Jon Foster-Pedley, dean of the Henley Business School Africa, wrote obliquely not about the hearings per se but about Trump and others in the world like him. I think he explained very well our contemporary socio-political conundrum:

“We are living in an era of some of the most visible and vocal leaders on the planet and feeling the impact, not because they’re particularly good, but because they are fearlessly propagating their views — backed by an array of communication tools that are as unprecedented as they are all-pervasive.

“Demagoguery has replaced rational thought, leading to a dangerous surge in nationalism from east to west… The reasons are myriad, but most come down to the general resentment of publics feeling isolated and impotent in the face of rising economic instability and job insecurity, exacerbated by the growing disruption of almost everything they have taken for granted for many years.”

I suppose there’s nothing particularly new in this analysis, but what I find interesting is his deeper explanation for why we have so many “demagogues” leading our countries at the moment, and what to do about it. It’s all about “identity politics,” the art of narrowly defining your power group.

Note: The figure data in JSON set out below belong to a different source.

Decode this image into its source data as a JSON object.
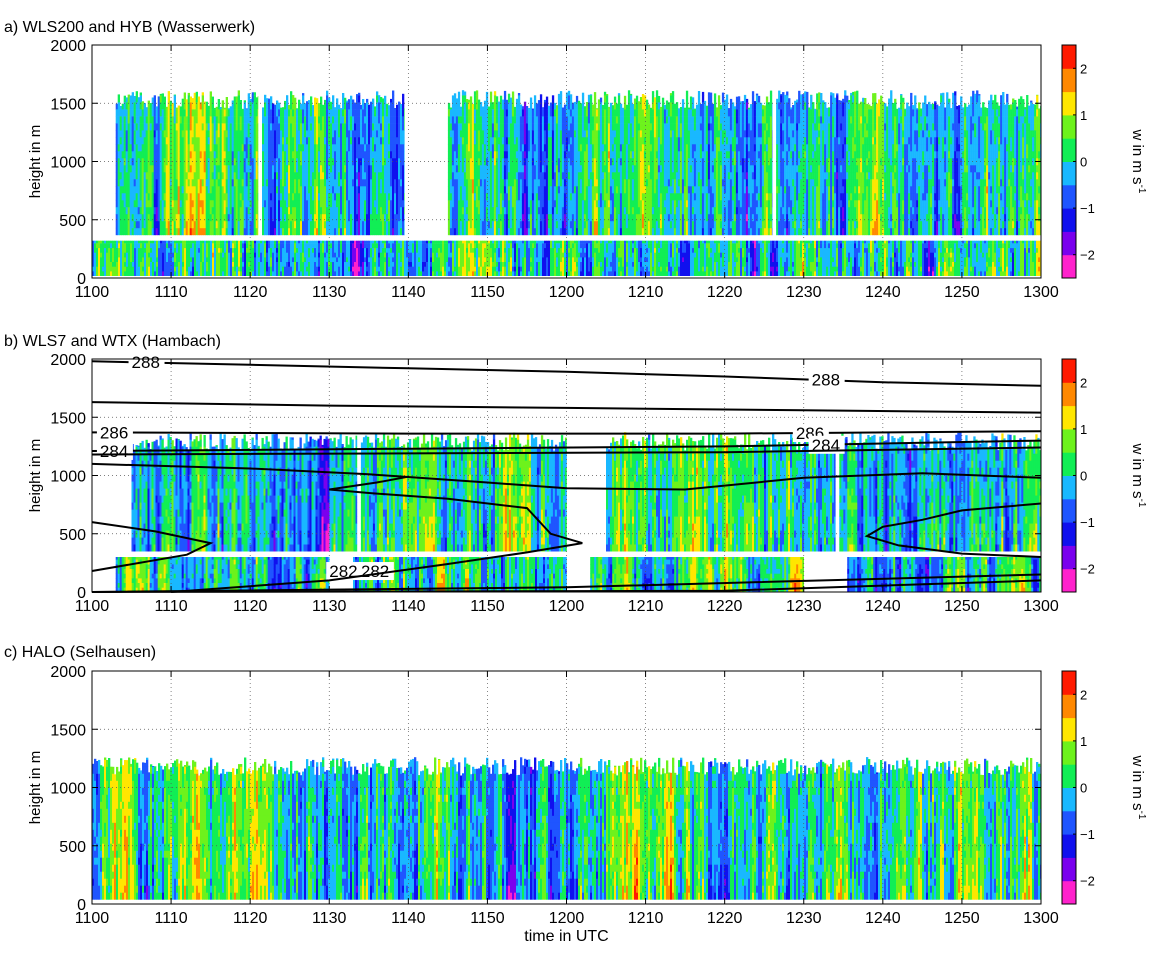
{
  "figure": {
    "xlabel": "time in UTC",
    "colorbar": {
      "label": "w in m s-1",
      "label_main": "w in m s",
      "label_sup": "-1",
      "range": [
        -2.5,
        2.5
      ],
      "ticks": [
        "2",
        "1",
        "0",
        "−1",
        "−2"
      ],
      "tick_values": [
        2,
        1,
        0,
        -1,
        -2
      ],
      "colormap": [
        "#ff22cc",
        "#7a00ee",
        "#1010ee",
        "#1f55ff",
        "#19b8ff",
        "#11ee55",
        "#6df21c",
        "#ffe600",
        "#ff8800",
        "#ff1a00"
      ]
    }
  },
  "chart_data": [
    {
      "type": "heatmap",
      "title": "a) WLS200 and HYB (Wasserwerk)",
      "ylabel": "height in m",
      "xlabel": "",
      "x_ticks": [
        "1100",
        "1110",
        "1120",
        "1130",
        "1140",
        "1150",
        "1200",
        "1210",
        "1220",
        "1230",
        "1240",
        "1250",
        "1300"
      ],
      "x_tick_minutes": [
        0,
        10,
        20,
        30,
        40,
        50,
        60,
        70,
        80,
        90,
        100,
        110,
        120
      ],
      "y_ticks": [
        "0",
        "500",
        "1000",
        "1500",
        "2000"
      ],
      "y_tick_values": [
        0,
        500,
        1000,
        1500,
        2000
      ],
      "ylim": [
        0,
        2000
      ],
      "grid": true,
      "value_range": [
        -2.5,
        2.5
      ],
      "seed": 11,
      "lower_segments": [
        [
          0,
          120
        ]
      ],
      "lower_range": [
        20,
        320
      ],
      "upper_segments": [
        [
          3,
          21
        ],
        [
          21.5,
          39.5
        ],
        [
          45,
          86
        ],
        [
          86.5,
          120
        ]
      ],
      "upper_range": [
        370,
        1500
      ],
      "separator_height": 340,
      "bias": [
        [
          0,
          -0.2
        ],
        [
          10,
          0.1
        ],
        [
          12,
          0.6
        ],
        [
          18,
          0.5
        ],
        [
          22,
          -0.3
        ],
        [
          30,
          0.0
        ],
        [
          33,
          -0.8
        ],
        [
          40,
          -0.4
        ],
        [
          48,
          0.5
        ],
        [
          55,
          -0.5
        ],
        [
          60,
          0.0
        ],
        [
          70,
          0.4
        ],
        [
          80,
          -0.4
        ],
        [
          90,
          -0.3
        ],
        [
          100,
          0.0
        ],
        [
          110,
          -0.2
        ],
        [
          120,
          0.0
        ]
      ],
      "contours": []
    },
    {
      "type": "heatmap",
      "title": "b) WLS7 and WTX (Hambach)",
      "ylabel": "height in m",
      "xlabel": "",
      "x_ticks": [
        "1100",
        "1110",
        "1120",
        "1130",
        "1140",
        "1150",
        "1200",
        "1210",
        "1220",
        "1230",
        "1240",
        "1250",
        "1300"
      ],
      "x_tick_minutes": [
        0,
        10,
        20,
        30,
        40,
        50,
        60,
        70,
        80,
        90,
        100,
        110,
        120
      ],
      "y_ticks": [
        "0",
        "500",
        "1000",
        "1500",
        "2000"
      ],
      "y_tick_values": [
        0,
        500,
        1000,
        1500,
        2000
      ],
      "ylim": [
        0,
        2000
      ],
      "grid": true,
      "value_range": [
        -2.5,
        2.5
      ],
      "seed": 23,
      "lower_segments": [
        [
          3,
          30
        ],
        [
          33,
          60
        ],
        [
          63,
          90
        ],
        [
          95.5,
          120
        ]
      ],
      "lower_range": [
        0,
        300
      ],
      "upper_segments": [
        [
          5,
          33.5
        ],
        [
          34,
          60
        ],
        [
          65,
          94
        ],
        [
          94.5,
          120
        ]
      ],
      "upper_range": [
        350,
        1260
      ],
      "separator_height": 320,
      "bias": [
        [
          0,
          0.0
        ],
        [
          10,
          -0.3
        ],
        [
          20,
          0.2
        ],
        [
          30,
          -0.5
        ],
        [
          40,
          0.3
        ],
        [
          50,
          0.2
        ],
        [
          60,
          0.0
        ],
        [
          70,
          0.3
        ],
        [
          80,
          0.4
        ],
        [
          90,
          0.0
        ],
        [
          100,
          -0.5
        ],
        [
          110,
          -0.3
        ],
        [
          120,
          0.0
        ]
      ],
      "contours": [
        {
          "label": "288",
          "label_minute": 5,
          "label_minute_2": 91,
          "points": [
            [
              0,
              1980
            ],
            [
              20,
              1950
            ],
            [
              40,
              1920
            ],
            [
              60,
              1890
            ],
            [
              80,
              1850
            ],
            [
              100,
              1800
            ],
            [
              120,
              1770
            ]
          ]
        },
        {
          "label": "",
          "label_minute": -1,
          "label_minute_2": -1,
          "points": [
            [
              0,
              1630
            ],
            [
              30,
              1600
            ],
            [
              60,
              1580
            ],
            [
              90,
              1560
            ],
            [
              120,
              1540
            ]
          ]
        },
        {
          "label": "286",
          "label_minute": 1,
          "label_minute_2": 89,
          "points": [
            [
              0,
              1370
            ],
            [
              40,
              1360
            ],
            [
              80,
              1360
            ],
            [
              120,
              1380
            ]
          ]
        },
        {
          "label": "284",
          "label_minute": 1,
          "label_minute_2": 91,
          "points": [
            [
              0,
              1210
            ],
            [
              40,
              1230
            ],
            [
              80,
              1250
            ],
            [
              120,
              1300
            ]
          ]
        },
        {
          "label": "",
          "label_minute": -1,
          "label_minute_2": -1,
          "points": [
            [
              0,
              1180
            ],
            [
              40,
              1190
            ],
            [
              80,
              1200
            ],
            [
              120,
              1240
            ]
          ]
        },
        {
          "label": "",
          "label_minute": -1,
          "label_minute_2": -1,
          "points": [
            [
              0,
              1100
            ],
            [
              20,
              1060
            ],
            [
              35,
              1010
            ],
            [
              50,
              940
            ],
            [
              60,
              890
            ],
            [
              75,
              880
            ],
            [
              90,
              980
            ],
            [
              105,
              1020
            ],
            [
              120,
              980
            ]
          ]
        },
        {
          "label": "282",
          "label_minute": 34,
          "label_minute_2": 30,
          "points": [
            [
              0,
              600
            ],
            [
              8,
              520
            ],
            [
              15,
              420
            ],
            [
              12,
              320
            ],
            [
              0,
              180
            ]
          ]
        },
        {
          "label": "",
          "label_minute": -1,
          "label_minute_2": -1,
          "points": [
            [
              10,
              0
            ],
            [
              30,
              100
            ],
            [
              45,
              240
            ],
            [
              55,
              340
            ],
            [
              62,
              420
            ],
            [
              58,
              500
            ],
            [
              55,
              720
            ],
            [
              45,
              800
            ],
            [
              35,
              850
            ],
            [
              30,
              880
            ],
            [
              36,
              940
            ],
            [
              40,
              990
            ]
          ]
        },
        {
          "label": "",
          "label_minute": -1,
          "label_minute_2": -1,
          "points": [
            [
              0,
              0
            ],
            [
              60,
              40
            ],
            [
              120,
              150
            ]
          ]
        },
        {
          "label": "",
          "label_minute": -1,
          "label_minute_2": -1,
          "points": [
            [
              0,
              0
            ],
            [
              80,
              10
            ],
            [
              120,
              100
            ]
          ]
        },
        {
          "label": "",
          "label_minute": -1,
          "label_minute_2": -1,
          "points": [
            [
              120,
              760
            ],
            [
              110,
              700
            ],
            [
              105,
              620
            ],
            [
              100,
              560
            ],
            [
              98,
              480
            ],
            [
              102,
              400
            ],
            [
              110,
              330
            ],
            [
              120,
              300
            ]
          ]
        }
      ]
    },
    {
      "type": "heatmap",
      "title": "c) HALO (Selhausen)",
      "ylabel": "height in m",
      "xlabel": "time in UTC",
      "x_ticks": [
        "1100",
        "1110",
        "1120",
        "1130",
        "1140",
        "1150",
        "1200",
        "1210",
        "1220",
        "1230",
        "1240",
        "1250",
        "1300"
      ],
      "x_tick_minutes": [
        0,
        10,
        20,
        30,
        40,
        50,
        60,
        70,
        80,
        90,
        100,
        110,
        120
      ],
      "y_ticks": [
        "0",
        "500",
        "1000",
        "1500",
        "2000"
      ],
      "y_tick_values": [
        0,
        500,
        1000,
        1500,
        2000
      ],
      "ylim": [
        0,
        2000
      ],
      "grid": true,
      "value_range": [
        -2.5,
        2.5
      ],
      "seed": 37,
      "lower_segments": [],
      "lower_range": [
        0,
        0
      ],
      "upper_segments": [
        [
          0,
          120
        ]
      ],
      "upper_range": [
        40,
        1150
      ],
      "separator_height": null,
      "bias": [
        [
          0,
          0.0
        ],
        [
          3,
          0.8
        ],
        [
          8,
          -0.3
        ],
        [
          12,
          1.0
        ],
        [
          16,
          0.0
        ],
        [
          20,
          1.0
        ],
        [
          24,
          -0.2
        ],
        [
          30,
          -0.3
        ],
        [
          40,
          -0.2
        ],
        [
          43,
          0.9
        ],
        [
          48,
          -0.3
        ],
        [
          55,
          -0.8
        ],
        [
          60,
          -0.2
        ],
        [
          66,
          0.6
        ],
        [
          70,
          0.9
        ],
        [
          75,
          0.2
        ],
        [
          80,
          0.0
        ],
        [
          90,
          0.0
        ],
        [
          100,
          0.0
        ],
        [
          110,
          0.0
        ],
        [
          117,
          0.3
        ],
        [
          120,
          -0.3
        ]
      ],
      "contours": []
    }
  ]
}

“Identity politics allows the unscrupulous to create enemies of the out-groups, essentially dehumanising them…; we need think only of the Nazi concentration camps or indeed the crime against humanity that was the legalised discrimination of apartheid. Fear is never about the thing, but the feeling you associate with the thing, but because of that feeling we kill the thing, not the feeling. The snake or the spider doesn’t have to be killed, it’s the fear that makes us do it.”

People are fearful. Fearful of their income, their health care, their security. As societies engineered remedies for all these discomforts, it just got too complicated and simply increased the fears.

What I specially love about Foster-Pedley is his certainty that returning to peace and stability means that, “We need to radically transform our economies.” Remember, this comes from a businessman.

And Foster-Pedley suggests we achieve this the same way that a demagogue harnessed identity politics: with “fearless leadership.”

“Fearless leadership is about pulling the big levers. Fearless enough to have a voice. Fearless enough to face your own ego. Fearless enough to step up and be great… Fearless enough to be nothing and have little, fearless enough to fight for a purpose.”

Even if you lose, because at least you’ve given the people the right to choose something clearly transformative. Go Bernie. And maybe, go Elizabeth. But so far, no one else.